Commonplaces: Teenagers, Reading, and Language

9781626360921In times past, readers kept books in which they recorded favorite items from their reading. These “commonplace books” were sometimes later collected, offering a view into the mind and habits of the reader even as the thoughts of the original writers were shared. This year, I intend to start sharing some of my commonplaces with you. Why wait to share them?

The first comes from a very intriguing book of essays by Jim Flynn, who taught for almost six decades at the University of Otago, New Zealand’s oldest university. Flynn is an avid and careful reader, and in The Torchlight List, he offers what he calls a global “road map” for reading.

In his first chapter, he writes of his own reading experience and compares that experience to the reality of today’s teenagers, including the young people who arrive on the campuses of the world’s most prestigious universities. To put the matter bluntly: they are not serious readers, and this is especially true when it comes to great literature. Flynn is surely right when he argues that an individual who reads well but has no college education is better educated than one who does not read seriously and widely but holds university degrees.

“Ask students what novelist they like best and you get a blank, or some reference to the author of airport trash,” he laments.
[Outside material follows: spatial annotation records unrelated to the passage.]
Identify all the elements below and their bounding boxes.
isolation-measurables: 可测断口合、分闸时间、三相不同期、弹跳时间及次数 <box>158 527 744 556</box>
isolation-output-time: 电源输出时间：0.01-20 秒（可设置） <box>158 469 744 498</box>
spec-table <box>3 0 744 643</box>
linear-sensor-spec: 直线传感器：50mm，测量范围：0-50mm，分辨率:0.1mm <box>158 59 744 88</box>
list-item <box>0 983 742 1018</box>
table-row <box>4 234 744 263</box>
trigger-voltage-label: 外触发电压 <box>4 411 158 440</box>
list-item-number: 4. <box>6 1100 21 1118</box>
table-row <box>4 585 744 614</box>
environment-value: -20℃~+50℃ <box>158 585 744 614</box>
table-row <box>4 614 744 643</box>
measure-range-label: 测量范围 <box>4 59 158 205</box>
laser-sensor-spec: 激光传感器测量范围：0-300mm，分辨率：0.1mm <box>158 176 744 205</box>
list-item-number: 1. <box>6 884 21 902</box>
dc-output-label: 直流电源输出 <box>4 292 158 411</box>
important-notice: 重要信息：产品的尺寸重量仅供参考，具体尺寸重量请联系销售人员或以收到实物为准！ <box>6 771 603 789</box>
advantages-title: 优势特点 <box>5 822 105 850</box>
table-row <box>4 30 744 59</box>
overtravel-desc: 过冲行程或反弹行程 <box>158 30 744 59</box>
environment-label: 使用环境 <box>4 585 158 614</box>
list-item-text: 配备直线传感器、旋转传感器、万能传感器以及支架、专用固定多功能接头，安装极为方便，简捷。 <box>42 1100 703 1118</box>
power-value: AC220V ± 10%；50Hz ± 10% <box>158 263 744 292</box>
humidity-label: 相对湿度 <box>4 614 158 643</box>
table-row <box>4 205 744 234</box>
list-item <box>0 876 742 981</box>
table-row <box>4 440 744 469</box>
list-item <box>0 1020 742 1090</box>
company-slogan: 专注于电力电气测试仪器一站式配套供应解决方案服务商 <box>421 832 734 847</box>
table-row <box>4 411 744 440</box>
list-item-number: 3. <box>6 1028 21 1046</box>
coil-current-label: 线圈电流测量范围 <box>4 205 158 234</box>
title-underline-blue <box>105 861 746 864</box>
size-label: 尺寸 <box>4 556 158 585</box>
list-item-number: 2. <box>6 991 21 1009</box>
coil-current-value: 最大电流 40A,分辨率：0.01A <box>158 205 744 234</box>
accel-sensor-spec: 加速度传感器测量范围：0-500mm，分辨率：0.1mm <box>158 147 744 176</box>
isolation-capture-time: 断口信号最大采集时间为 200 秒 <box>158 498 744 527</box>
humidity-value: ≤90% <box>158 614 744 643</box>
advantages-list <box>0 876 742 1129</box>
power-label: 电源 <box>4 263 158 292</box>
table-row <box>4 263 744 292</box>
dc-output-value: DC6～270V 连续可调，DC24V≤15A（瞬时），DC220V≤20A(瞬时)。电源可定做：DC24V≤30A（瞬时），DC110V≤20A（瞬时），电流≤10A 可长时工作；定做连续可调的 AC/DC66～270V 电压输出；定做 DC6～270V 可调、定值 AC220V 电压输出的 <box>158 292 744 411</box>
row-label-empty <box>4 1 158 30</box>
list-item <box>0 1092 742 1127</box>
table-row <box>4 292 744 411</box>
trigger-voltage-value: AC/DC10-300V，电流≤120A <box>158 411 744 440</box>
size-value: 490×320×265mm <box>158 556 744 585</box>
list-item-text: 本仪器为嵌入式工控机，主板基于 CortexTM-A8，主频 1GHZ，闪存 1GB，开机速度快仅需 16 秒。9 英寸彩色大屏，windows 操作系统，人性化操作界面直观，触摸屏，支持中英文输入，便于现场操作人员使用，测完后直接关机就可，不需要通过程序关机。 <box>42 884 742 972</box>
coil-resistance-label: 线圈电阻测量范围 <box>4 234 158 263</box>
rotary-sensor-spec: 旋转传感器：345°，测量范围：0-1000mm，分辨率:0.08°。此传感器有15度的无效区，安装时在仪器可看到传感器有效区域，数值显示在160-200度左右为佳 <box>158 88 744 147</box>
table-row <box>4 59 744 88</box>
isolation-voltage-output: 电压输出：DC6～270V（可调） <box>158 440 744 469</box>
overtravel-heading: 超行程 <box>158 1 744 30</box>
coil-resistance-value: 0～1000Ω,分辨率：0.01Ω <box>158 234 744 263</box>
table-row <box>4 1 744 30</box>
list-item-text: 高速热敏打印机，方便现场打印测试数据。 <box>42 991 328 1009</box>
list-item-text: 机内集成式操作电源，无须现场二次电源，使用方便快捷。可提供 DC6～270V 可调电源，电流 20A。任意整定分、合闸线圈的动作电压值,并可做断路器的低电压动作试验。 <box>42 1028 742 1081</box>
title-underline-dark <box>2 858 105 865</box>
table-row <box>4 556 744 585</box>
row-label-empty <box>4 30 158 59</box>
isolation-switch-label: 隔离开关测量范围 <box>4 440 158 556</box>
He then makes an observation that every parent, educator, pastor, youth minister, and teenager should note carefully. He distinguishes between active and passive language. Active language is the language people use to initiate a conversation. Passive language consists of language an individual can understand, but does not (or cannot) use to initiate a conversation.

Note carefully, then, what he says next:

In sum, in 1948 teenagers could both understand and use the vocabularies of their parents. In 2006 they could understand their parents but, to a surprising degree, could not initiate a conversation using adult language.

Sound familiar? I thought so.

He also observes that teenagers of the past “wanted to become adults and enjoy the privileges of adults.” Now, however, adolescents have their own distinct subculture that “is so attractive that some young adults want to remain in it through their twenties and even their thirties.”

He does not write with scorn nor does he believe that the damage is always permanent. But he writes with a prophetic and wise voice that has to do as much with life as with books—and he warns of a life without books.

Think and consider.

__________________________________

Jim Flynn, The Torchlight List: Around the World in 200 Books (New York: Skyhorse Books, 2013).